The town was just 10-years-old when the blaze tore through the area on a hot and windy August day.
The people of Fernie were in mourning after a series of tragedies, including a cave in at a mine the previous day, which killed four men.
West of Fernie, a fire had been smouldering away and for 10 days, the town was shrouded in smoke. Around 10 a.m. on August 1, the wind picked up and the fire started to spread.
“As it consumes the Elk Lumber Company, the fire grows into what people described then as a tornado of flame,” said Fernie Museum executive director Ron Ulrich.
“Fernie is quickly surrounded on three sides by fire and the fire department cannot match this fire… Many people ran towards the river. The mayor and some other citizens organize an evacuation to the two train lines where by some stroke of fate, trains stood.”

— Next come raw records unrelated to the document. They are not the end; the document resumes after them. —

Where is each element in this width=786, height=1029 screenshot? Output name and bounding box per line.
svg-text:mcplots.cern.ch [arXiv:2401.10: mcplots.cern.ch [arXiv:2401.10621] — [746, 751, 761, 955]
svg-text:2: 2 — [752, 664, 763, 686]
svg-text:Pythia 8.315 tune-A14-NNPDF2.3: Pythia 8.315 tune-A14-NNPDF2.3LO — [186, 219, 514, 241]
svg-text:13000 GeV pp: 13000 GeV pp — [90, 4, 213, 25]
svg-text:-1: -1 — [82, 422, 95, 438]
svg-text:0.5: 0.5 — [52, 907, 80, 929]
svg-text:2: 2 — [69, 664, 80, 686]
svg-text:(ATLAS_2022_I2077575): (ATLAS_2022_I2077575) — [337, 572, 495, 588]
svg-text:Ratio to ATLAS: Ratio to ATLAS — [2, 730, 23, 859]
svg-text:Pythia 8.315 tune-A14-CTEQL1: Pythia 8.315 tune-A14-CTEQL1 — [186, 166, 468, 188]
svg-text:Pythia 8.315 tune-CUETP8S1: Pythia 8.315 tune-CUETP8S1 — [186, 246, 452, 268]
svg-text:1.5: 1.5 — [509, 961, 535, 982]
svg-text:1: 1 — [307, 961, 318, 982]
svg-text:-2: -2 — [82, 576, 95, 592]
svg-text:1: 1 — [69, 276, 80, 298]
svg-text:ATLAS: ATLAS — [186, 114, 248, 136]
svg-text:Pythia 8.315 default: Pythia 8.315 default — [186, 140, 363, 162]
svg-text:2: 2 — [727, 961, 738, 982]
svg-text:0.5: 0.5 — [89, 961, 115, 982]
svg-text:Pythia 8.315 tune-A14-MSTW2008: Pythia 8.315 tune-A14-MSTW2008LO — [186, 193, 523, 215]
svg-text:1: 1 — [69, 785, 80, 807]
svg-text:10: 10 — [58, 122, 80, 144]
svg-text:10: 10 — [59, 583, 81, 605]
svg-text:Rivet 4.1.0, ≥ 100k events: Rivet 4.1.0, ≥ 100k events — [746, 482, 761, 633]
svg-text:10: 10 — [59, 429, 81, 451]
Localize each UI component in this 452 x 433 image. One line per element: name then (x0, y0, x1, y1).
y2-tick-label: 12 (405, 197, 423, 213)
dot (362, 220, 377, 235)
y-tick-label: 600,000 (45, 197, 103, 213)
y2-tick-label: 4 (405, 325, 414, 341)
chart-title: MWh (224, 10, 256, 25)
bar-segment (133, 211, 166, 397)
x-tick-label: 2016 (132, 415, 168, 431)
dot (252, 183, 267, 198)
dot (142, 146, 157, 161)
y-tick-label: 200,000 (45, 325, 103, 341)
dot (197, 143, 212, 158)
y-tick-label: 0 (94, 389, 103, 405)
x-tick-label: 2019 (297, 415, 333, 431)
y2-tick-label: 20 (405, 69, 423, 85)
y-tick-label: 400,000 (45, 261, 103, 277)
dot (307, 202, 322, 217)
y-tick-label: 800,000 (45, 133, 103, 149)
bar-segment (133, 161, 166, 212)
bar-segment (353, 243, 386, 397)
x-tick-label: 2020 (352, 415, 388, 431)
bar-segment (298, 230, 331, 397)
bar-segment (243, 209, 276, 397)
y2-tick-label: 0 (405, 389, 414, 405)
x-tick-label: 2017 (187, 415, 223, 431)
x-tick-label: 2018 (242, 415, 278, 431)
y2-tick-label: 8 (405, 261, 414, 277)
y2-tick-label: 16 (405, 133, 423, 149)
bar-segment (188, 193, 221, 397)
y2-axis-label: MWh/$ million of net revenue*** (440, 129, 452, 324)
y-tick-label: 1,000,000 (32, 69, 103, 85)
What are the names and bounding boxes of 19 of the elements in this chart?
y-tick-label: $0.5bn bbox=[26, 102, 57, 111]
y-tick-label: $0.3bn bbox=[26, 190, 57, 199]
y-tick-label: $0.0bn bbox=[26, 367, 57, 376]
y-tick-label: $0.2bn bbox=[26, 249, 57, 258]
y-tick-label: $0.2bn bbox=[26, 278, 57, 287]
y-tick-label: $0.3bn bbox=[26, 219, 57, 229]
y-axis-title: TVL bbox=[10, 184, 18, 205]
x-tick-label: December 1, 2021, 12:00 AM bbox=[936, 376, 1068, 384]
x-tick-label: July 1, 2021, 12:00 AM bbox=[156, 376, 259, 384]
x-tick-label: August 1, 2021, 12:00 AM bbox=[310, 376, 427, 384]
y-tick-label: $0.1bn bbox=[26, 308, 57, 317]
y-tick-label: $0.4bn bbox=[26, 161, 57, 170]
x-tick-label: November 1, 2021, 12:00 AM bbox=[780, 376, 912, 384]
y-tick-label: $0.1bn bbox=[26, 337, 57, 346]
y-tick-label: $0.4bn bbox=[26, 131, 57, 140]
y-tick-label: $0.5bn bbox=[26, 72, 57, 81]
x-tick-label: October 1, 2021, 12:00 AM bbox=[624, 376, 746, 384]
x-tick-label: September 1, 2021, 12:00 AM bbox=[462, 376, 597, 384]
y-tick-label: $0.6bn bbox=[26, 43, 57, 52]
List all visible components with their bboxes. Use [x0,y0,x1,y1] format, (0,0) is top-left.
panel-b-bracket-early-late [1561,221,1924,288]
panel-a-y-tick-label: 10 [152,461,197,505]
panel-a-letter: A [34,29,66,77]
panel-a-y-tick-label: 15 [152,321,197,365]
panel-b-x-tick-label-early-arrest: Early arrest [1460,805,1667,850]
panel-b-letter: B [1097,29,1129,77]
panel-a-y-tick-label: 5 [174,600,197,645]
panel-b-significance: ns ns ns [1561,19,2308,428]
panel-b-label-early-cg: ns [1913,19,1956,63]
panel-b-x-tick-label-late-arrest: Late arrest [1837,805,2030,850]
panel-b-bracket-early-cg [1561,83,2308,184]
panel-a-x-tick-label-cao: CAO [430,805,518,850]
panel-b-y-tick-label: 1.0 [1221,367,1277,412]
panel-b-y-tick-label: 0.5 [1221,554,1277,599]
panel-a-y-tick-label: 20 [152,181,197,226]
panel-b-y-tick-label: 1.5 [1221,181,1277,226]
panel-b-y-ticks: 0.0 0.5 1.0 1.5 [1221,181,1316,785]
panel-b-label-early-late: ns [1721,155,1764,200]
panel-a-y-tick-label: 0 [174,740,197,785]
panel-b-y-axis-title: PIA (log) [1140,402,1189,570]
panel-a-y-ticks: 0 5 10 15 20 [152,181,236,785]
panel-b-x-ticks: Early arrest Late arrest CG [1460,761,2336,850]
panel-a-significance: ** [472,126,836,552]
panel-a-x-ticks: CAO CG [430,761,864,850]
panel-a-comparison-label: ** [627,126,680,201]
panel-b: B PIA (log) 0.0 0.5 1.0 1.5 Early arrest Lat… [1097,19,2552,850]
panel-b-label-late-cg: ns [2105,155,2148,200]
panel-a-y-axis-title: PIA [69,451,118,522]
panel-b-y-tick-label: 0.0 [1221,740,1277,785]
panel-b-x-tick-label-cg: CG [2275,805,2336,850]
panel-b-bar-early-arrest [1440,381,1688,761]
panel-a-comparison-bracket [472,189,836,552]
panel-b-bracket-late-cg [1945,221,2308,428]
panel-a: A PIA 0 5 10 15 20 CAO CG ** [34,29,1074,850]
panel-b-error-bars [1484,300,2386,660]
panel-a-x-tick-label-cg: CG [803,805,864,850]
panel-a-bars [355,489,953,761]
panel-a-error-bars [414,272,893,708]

Despite the huge losses, it was only a matter of days before residents began to rebuild in a display of “indomitable community spirit”, which lives on today.
Now, Fernie has a permanent reminder of the disaster that shaped the community, with a sculpture commemorating the Great Fire installed at The Arts Station.
More than 100 people gathered for the unveiling of “A Hardy Town” on Friday, June 1. Mayor Mary Giuliano said the turnout was “truly wonderful”.
“It shows how much people in Fernie appreciate art,” she said.
“The 1908 fire crushed the community… However, the resilient people of Fernie rebuilt from devastation to the beautiful community that we now can call home.
“We are so excited to showcase a sculpture that depicts a strong-willed and durable community.”
A Hardy Town was created by Fernie-based artist Michael Hepher and Cranbrook’s Paul Reimer.
The project was jointly funded by the City of Fernie and a grant from the B.C. Canada 150: Celebrating B.C. Communities and their Contributions to Canada Grant Program, which stipulated the artwork must commemorate a significant community story. While the theme came pre-packaged, Hepher said there was still plenty of room for artistic interpretation.
“We just started looking through historical material, trying to find visual and emotional images to draw from and I was really struck by the way the buildings kind of gained a new personality,” he said.
“The fire changed them and there were these haunting images of the brick facades with empty windows.”
The sculpture is mostly made of steel, with limestone blocks symbolizing the rebuilding process, and took hundreds of hours to complete.
Hepher, whose great-grandfather settled in the Kootenays in 1908, was thrilled to now have an artwork permanently installed in the town.
“I always think a history of a place affects the future of a place, so ultimately this sculpture is about those intersections, where something is asked of us and we rise to the occasion… Fernie has done that more than once,” he said.